Artificial intelligence in business: the 15% that lead it grow the most and earn the most

A new global report from NTT DATA shows that only a minority of organizations with mature AI strategies achieve higher revenue growth rates and superior profit margins

(Source: WTM Latin America)

Artificial intelligence (AI) has become a key driver of business results, but not all organizations are leveraging it equally. A new global study reveals that only 15% of companies—those leading the way in the strategic use of AI—are experiencing higher revenue growth and better profit margins compared to the rest.

The Global AI Report 2026: A Strategic Guide for Those Leading with AI, presented by NTT DATA, is based on a survey of 2,567 senior executives from 35 countries and 15 industries. According to the analysis, the top 15% of AI-driven organizations are 2.5 times more likely to exceed 10% revenue growth and three times more likely to achieve profit margins of 15% or higher, thanks to the effective implementation of AI-based solutions.

“The responsibility for AI has now shifted to the executive level and requires a cross-functional agenda across the entire organization,” said Yutaka Sasaki, President and CEO of the NTT DATA Group. “Our research shows that a small group of leaders are leveraging AI as a strategic differentiator, accelerating their growth and transforming how humans and machines create value.”

Strategy: the key to leading with AI

According to the report, companies leading in AI not only invest in technology, but also align their initiatives with a clear strategic vision. Among the factors that most distinguish them are:

Strategic alignment and speed: They integrate AI into the corporate strategy and turn that vision into concrete financial results.

Comprehensive and selective approach: Focus on high-value domains, redesigning end-to-end processes.

Multiplier effect: Early successes drive new investments that accelerate growth.

Reinvention from the core: Core applications are rebuilt with integrated AI from their base architecture.

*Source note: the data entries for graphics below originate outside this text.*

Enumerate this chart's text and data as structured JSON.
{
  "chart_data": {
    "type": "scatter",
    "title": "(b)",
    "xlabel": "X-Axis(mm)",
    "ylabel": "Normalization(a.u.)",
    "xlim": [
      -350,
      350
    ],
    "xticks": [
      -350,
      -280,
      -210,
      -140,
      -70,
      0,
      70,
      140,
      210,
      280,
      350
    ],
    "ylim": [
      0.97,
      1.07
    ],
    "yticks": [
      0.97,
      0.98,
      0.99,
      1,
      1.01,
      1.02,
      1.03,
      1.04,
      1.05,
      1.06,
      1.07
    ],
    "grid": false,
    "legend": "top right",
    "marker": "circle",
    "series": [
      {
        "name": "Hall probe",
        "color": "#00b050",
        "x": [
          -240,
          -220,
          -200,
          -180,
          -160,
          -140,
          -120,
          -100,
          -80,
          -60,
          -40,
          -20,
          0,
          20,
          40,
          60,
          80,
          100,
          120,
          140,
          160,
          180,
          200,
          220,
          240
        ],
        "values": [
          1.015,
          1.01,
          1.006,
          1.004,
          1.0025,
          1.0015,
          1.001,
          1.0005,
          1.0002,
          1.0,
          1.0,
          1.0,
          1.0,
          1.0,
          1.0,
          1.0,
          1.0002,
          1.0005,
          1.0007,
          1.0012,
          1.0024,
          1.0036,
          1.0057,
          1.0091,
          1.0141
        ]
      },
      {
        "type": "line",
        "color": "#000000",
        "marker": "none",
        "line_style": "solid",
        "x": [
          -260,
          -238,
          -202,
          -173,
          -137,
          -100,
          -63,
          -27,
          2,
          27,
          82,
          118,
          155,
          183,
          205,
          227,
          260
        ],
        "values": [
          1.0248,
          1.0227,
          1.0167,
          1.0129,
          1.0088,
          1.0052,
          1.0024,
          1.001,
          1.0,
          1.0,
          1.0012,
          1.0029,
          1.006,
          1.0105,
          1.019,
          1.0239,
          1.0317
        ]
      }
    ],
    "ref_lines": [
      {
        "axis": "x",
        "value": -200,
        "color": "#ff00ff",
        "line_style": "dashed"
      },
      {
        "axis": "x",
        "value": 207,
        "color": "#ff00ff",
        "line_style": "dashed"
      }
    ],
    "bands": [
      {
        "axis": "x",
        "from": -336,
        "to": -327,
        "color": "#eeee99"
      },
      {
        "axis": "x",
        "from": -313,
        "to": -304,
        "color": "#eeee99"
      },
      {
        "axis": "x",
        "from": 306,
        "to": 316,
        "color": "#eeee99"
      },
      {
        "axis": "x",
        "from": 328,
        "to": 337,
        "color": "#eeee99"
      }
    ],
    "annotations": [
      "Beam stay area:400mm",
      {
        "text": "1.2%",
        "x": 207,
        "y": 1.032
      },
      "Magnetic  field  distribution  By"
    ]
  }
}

“To achieve maximum value, organizations must be willing to be uncomfortable, rethink their approach, and challenge inertia,” explained Pablo Sáez, Head of Data and Analytics Iberia, IO, LATAM and Consulting in Benelux & France at NTT DATA. “This implies operational maturity, holistic governance, and focused, iterative execution.”

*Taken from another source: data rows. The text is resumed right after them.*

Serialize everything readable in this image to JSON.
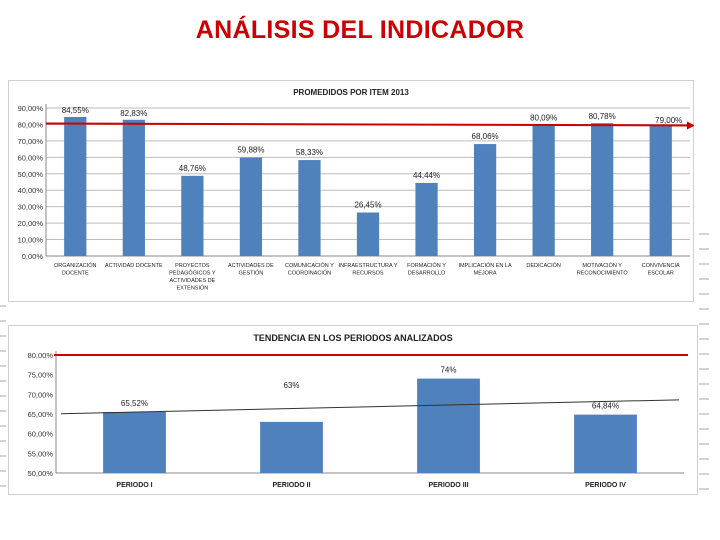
{
  "page": {
    "title": "ANÁLISIS DEL INDICADOR"
  },
  "colors": {
    "bar": "#4f81bd",
    "target_line": "#cc0000",
    "trend_line": "#333333",
    "grid": "#bdbdbd"
  },
  "chart_data": [
    {
      "type": "bar",
      "title": "PROMEDIDOS POR ITEM 2013",
      "categories": [
        [
          "ORGANIZACIÓN",
          "DOCENTE"
        ],
        [
          "ACTIVIDAD DOCENTE"
        ],
        [
          "PROYECTOS",
          "PEDAGÓGICOS Y",
          "ACTIVIDADES DE",
          "EXTENSIÓN"
        ],
        [
          "ACTIVIDADES DE",
          "GESTIÓN"
        ],
        [
          "COMUNICACIÓN Y",
          "COORDINACIÓN"
        ],
        [
          "INFRAESTRUCTURA Y",
          "RECURSOS"
        ],
        [
          "FORMACIÓN Y",
          "DESARROLLO"
        ],
        [
          "IMPLICACIÓN EN LA",
          "MEJORA"
        ],
        [
          "DEDICACIÓN"
        ],
        [
          "MOTIVACIÓN Y",
          "RECONOCIMIENTO"
        ],
        [
          "CONVIVENCIA",
          "ESCOLAR"
        ]
      ],
      "values": [
        84.55,
        82.83,
        48.76,
        59.88,
        58.33,
        26.45,
        44.44,
        68.06,
        80.09,
        80.78,
        79.0
      ],
      "data_labels": [
        "84,55%",
        "82,83%",
        "48,76%",
        "59,88%",
        "58,33%",
        "26,45%",
        "44,44%",
        "68,06%",
        "80,09%",
        "80,78%",
        "79,00%"
      ],
      "ylim": [
        0,
        90
      ],
      "yticks": [
        "0,00%",
        "10,00%",
        "20,00%",
        "30,00%",
        "40,00%",
        "50,00%",
        "60,00%",
        "70,00%",
        "80,00%",
        "90,00%"
      ],
      "reference_line": 80,
      "grid": true
    },
    {
      "type": "bar",
      "title": "TENDENCIA EN LOS PERIODOS ANALIZADOS",
      "categories": [
        "PERIODO I",
        "PERIODO II",
        "PERIODO III",
        "PERIODO IV"
      ],
      "values": [
        65.52,
        63,
        74,
        64.84
      ],
      "data_labels": [
        "65,52%",
        "63%",
        "74%",
        "64,84%"
      ],
      "ylim": [
        50,
        80
      ],
      "yticks": [
        "50,00%",
        "55,00%",
        "60,00%",
        "65,00%",
        "70,00%",
        "75,00%",
        "80,00%"
      ],
      "reference_line": 80,
      "trend_line": true,
      "grid": false
    }
  ]
}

Execution: transforming strategy into real impact

Beyond a clear vision, what distinguishes leading AI companies is their ability to create a resilient technological foundation and foster internal adoption.

Among the most relevant elements are:

Security at scale: Scalable and secure infrastructure that guarantees privacy and data sovereignty.

AI focused on experience: Technology enhances human talent instead of replacing it.

Sustainable transformation: The adoption of AI is managed as a structured process of organizational change.

Scalable governance: AI oversight is centralized and the role of Chief AI Officers (CAIOs) is strengthened.

Strategic alliances: Collaboration with external partners accelerates the return on generated value.

“Once business and AI strategies are aligned, identifying high-impact domains and redesigning them with AI is the most effective approach,” said Abhijit Dubey, CEO and CAIO of NTT DATA, Inc. “Together with robust governance, modern infrastructure, and trusted partners, companies are turning pilot programs into real benefits.”

About the investigation

The survey was conducted between September and October 2025, with the participation of C-level executives, senior managers and corporate leaders from sectors such as technology, manufacturing, financial services, health, consumer goods and others.